Monster trucks and midsized regrets

By Kimberly Mayer, Journal contributor

The year-round population of San Juan Island is a little over 8,500. In summer, it swells to twice that, which makes it easier to get around the town of Friday Harbor and find parking off season. But it wasn’t summer yet when, in a parking lot, I witnessed an accident in slow motion. A large pick-up truck, attempting to park, dented the side of a shiny new luxury SUV. The driver hopped out of the truck and looked bewildered. Are parking spaces too small? Are vehicles too large? Are we all not trained truck drivers? The answer to all that is yes.

Years ago, the tabloid website outlet TMZ broke the story of California’s First Lady, Maria Shriver, caught on camera holding a cellphone to her ear while driving in Brentwood. Just one year earlier, Gov. Arnold Schwarzenegger had made the use of hand-held mobile devices illegal while driving. The story was then picked up by mainstream media. (“Shriver and her cell phone,” by Meghan Daum, Oct. 15, 2009, Los Angeles Times). People were abuzz.

“There’s going to be swift action,” said the governor. But the big crime to me at the time was the largeness of her car, a black Cadillac Escalade.

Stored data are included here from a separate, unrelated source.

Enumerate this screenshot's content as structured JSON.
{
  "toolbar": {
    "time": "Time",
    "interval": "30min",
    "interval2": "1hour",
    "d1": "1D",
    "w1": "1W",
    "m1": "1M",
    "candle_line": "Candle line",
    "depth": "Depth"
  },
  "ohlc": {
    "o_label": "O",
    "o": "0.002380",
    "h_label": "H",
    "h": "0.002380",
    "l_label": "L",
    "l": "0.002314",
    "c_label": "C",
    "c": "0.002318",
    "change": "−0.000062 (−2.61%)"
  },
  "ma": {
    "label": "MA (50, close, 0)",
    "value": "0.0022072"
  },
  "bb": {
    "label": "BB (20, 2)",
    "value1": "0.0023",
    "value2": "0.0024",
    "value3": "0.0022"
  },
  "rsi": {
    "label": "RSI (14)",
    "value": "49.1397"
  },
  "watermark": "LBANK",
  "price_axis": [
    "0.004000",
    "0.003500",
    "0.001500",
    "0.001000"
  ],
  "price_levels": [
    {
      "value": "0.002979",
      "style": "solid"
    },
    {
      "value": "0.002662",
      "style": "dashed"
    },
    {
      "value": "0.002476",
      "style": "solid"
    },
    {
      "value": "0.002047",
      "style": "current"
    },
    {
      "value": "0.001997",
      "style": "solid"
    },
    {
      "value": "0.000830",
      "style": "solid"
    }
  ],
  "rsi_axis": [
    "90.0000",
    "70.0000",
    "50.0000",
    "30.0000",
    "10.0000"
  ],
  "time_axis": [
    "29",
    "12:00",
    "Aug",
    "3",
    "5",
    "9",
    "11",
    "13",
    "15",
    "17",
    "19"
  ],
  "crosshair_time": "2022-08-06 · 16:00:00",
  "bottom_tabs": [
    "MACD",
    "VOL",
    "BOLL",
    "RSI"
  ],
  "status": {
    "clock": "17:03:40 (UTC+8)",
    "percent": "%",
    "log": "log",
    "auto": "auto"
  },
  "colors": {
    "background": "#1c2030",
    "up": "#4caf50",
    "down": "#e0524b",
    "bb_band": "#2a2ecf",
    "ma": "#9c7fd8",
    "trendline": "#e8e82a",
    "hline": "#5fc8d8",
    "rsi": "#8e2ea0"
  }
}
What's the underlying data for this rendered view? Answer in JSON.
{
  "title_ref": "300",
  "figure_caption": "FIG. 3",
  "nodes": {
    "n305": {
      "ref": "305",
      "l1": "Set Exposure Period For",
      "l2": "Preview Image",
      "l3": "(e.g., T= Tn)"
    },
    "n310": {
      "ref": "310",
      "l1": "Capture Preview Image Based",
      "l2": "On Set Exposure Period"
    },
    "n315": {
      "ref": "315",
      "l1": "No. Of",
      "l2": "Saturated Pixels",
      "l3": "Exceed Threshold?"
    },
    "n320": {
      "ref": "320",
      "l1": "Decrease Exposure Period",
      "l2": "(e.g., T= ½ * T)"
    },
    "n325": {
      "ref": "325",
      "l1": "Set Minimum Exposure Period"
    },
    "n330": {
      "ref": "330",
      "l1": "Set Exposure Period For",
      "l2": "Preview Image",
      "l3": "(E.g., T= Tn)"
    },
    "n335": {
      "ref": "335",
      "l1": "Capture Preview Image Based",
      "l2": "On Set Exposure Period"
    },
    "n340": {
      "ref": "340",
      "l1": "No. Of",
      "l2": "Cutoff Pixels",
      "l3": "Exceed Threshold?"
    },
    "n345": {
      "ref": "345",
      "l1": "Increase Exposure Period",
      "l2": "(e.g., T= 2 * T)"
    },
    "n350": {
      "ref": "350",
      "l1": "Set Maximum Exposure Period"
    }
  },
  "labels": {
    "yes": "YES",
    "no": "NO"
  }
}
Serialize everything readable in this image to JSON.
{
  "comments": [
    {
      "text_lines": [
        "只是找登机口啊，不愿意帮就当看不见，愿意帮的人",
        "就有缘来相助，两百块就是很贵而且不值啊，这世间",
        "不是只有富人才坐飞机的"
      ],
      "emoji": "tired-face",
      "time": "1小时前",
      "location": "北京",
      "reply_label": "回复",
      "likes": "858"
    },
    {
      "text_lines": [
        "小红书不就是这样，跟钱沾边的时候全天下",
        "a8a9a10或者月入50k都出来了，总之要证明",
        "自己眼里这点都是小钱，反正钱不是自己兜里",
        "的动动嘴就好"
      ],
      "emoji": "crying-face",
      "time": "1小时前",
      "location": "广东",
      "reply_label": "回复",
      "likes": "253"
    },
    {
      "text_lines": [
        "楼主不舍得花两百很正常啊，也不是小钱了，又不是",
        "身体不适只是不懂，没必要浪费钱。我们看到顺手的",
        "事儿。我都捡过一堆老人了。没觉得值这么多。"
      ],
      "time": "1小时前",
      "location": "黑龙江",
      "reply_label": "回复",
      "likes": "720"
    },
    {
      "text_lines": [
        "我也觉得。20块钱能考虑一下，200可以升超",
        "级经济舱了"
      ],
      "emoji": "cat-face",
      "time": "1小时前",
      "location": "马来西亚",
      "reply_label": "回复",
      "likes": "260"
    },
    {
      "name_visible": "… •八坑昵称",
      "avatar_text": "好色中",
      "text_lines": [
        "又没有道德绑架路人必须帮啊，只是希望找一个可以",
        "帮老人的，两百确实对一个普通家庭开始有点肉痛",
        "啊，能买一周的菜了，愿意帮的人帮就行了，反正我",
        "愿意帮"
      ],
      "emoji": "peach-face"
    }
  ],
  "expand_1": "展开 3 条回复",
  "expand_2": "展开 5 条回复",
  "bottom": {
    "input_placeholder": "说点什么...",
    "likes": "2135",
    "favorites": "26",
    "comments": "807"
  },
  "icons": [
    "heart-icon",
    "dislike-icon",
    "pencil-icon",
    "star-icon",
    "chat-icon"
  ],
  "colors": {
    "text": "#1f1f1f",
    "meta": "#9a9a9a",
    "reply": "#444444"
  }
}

In the years that followed, the American appetite only grew for ever larger SUVs, pick-up trucks and swollen vans. Demand for the sedan dwindled. Today, nearly half of the U.S. population owns a truck, and trucks have become supersized.

“The consequences of this vehicle growth trend are far from benign. Cities and infrastructures designed for smaller vehicles are now grappling with oversized vehicles,” according to The Finn Blog 2025. Parking, road congestion and, most critically, the increase in size, are also more dangerous to people walking and biking, wheelchair users and children. Blind spots are created when the driver sits higher and the front of the truck is higher. And while cars with lower hoods might have struck pedestrians in the legs, the supersize truck strikes torsos and heads. “To put it simply, pick-up trucks and SUVs are two to three times more likely than smaller vehicles to kill people in the event of a crash,” wrote Steve Davis, April 12, 2021, for the nonprofit organization Smart Growth America.

These giants have finally become too much vehicle for us to handle. I know, I drive one. Not as massive as Maria Shriver’s black Cadillac Escalade, but a midsized SUV, which I consider huge. Mirrors help in the back, but not in the front. As I come over a rise to our drive, for a breathless moment, I see nothing at all before me until the car levels out. My heart has always been in something smaller.

At age 6, my grandson is obsessed with Monster Trucks. He collects them, plays with them, draws them, wears them proudly on T-shirts, and is super excited whenever he spots one. He will get over it, but will we?